Ukrainian Prime Minister Mykola Azarov called protesters who have been fighting state might for over two months now terrorists. His statement may be seen as the rant of a leader who has got fed up with demonstrators bravely camping at Kiev’s Independence Square in the bitter cold. However, it is more likely that Azarov’s statement reflects the dictatorial mindset of a regime that is out to strong-arm the public into toeing its line.
The violent clashes peaked yesterday leading to the death of five protesters.
Scenes of burning tyres letting out dark acrid fumes were reminiscent of near apocalyptic scenes in Kiev that in 2004 saw the peaceful Orange Revolution under Yulia Tymoshenko come to fruition.
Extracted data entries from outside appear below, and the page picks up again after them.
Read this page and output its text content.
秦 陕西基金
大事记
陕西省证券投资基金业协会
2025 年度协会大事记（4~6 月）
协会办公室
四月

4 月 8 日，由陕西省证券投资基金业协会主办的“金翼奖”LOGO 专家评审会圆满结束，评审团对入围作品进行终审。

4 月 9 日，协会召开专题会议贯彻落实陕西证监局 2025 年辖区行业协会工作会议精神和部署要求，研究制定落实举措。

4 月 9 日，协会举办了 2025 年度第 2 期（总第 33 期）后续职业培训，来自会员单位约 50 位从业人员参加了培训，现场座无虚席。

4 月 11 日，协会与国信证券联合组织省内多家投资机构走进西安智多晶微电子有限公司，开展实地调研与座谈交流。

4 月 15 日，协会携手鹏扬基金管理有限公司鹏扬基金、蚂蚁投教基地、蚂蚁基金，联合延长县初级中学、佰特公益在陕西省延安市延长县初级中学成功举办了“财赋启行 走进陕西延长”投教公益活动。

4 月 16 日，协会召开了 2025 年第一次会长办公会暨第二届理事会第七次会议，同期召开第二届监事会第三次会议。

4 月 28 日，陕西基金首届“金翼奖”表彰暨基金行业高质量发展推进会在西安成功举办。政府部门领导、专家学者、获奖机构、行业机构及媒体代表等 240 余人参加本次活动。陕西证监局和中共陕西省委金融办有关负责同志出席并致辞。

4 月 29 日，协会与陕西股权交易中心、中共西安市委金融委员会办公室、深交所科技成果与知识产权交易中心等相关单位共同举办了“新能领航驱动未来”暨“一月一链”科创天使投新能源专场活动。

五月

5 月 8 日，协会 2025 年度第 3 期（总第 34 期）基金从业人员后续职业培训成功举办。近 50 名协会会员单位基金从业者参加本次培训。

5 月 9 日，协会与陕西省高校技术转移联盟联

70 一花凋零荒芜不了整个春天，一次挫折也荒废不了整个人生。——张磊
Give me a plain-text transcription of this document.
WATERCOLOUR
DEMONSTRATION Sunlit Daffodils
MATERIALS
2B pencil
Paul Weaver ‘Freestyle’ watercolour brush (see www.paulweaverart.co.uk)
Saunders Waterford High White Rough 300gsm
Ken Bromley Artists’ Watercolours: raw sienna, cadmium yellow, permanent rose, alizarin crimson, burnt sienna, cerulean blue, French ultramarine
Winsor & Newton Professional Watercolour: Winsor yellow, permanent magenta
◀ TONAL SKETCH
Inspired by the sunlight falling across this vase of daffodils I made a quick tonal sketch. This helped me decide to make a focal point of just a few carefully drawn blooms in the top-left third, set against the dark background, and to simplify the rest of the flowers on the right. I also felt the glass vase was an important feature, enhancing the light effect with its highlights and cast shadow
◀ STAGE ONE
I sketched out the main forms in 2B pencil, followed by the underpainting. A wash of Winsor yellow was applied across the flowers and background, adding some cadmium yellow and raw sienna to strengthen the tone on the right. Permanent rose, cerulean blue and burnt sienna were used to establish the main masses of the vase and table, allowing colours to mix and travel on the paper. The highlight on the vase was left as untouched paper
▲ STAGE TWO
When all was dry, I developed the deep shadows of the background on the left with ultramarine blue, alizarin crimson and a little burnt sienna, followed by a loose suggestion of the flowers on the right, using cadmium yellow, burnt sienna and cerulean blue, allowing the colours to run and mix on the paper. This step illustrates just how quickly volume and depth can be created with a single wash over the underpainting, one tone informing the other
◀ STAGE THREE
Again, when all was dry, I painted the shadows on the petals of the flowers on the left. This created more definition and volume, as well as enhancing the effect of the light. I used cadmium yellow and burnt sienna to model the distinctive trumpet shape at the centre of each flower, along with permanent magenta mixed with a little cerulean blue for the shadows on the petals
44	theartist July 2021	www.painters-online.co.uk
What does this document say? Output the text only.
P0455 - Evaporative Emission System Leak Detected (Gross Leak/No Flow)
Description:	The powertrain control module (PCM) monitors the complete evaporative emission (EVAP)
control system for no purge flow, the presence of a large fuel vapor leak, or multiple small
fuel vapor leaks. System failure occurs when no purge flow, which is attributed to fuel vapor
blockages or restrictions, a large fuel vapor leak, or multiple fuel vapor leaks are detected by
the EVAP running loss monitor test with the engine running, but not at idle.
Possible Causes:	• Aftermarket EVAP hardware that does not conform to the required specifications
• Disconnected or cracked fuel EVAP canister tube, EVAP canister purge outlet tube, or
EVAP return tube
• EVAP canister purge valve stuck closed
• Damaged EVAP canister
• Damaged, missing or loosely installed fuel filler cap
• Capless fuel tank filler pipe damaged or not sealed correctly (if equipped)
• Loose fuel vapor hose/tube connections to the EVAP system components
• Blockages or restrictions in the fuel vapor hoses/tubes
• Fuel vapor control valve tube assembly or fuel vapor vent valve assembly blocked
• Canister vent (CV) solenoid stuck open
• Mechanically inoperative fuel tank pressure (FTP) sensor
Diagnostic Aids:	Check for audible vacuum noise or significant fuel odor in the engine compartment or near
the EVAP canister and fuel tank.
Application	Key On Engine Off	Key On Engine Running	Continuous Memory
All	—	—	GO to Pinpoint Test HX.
President Viktor Yanukovich, before huddling with opposition leaders — one of whom is a former boxer — issued a statement that he did not like bloodletting and wanted peace.
Scenes of burning tyres, policemen hauling protesters with a woman showing a wooden cross to discourage them, and the wounded being treated replaced what earlier used to be sights of hundreds cooking meals in the protest zone or stealing forty winks as policemen kept watch.
The brutally cold weather didn’t dissuade thousands to rally against Yanukovich’s decision to sign a customs deal with Russia. The European Union has warned Ukraine against any brutal crackdown on protesters. The head of the European Commission, Jose Manuel Barroso, warned Kiev of ‘possible’ reprisals, but did not announce sanctions.
Missing from all the action is Tymoshenko. Though the fiery leader is spending time in jail, she is not the one to sit quiet. However, except for a feeble-sounding statement egging on protesters to keep going, she has been unusually silent. The darling of the Orange Revolution is in prison for a gas deal with Russia that Yanukovich said was not signed with Ukraine’s interest in mind.
Ukraine’s proposed deal with the European Union that was derailed almost at the last moment had a proviso for freeing Tymoshenko, who had been complaining of acute back pain. She was being treated by doctors from Germany, especially brought to the prison. The leader had at another time complained of beatings by the prison guards.
Tymoshenko’s near silence as demonstrators risk their lives for more freedom —the European way — than more bondage by going the Russian way, is confusing. Her absence has loomed large over the protests, but her silence is hard to fathom. Is Yanukovich’s regime doing something to stonewall the comments that she would be issuing from prison. Or is her silence a strategy to let Yanukovich waste in the heat of protests, without the need for her intervention. The truth is likely to come out after the chaos in Kiev ebbs, and it will be an important one at that.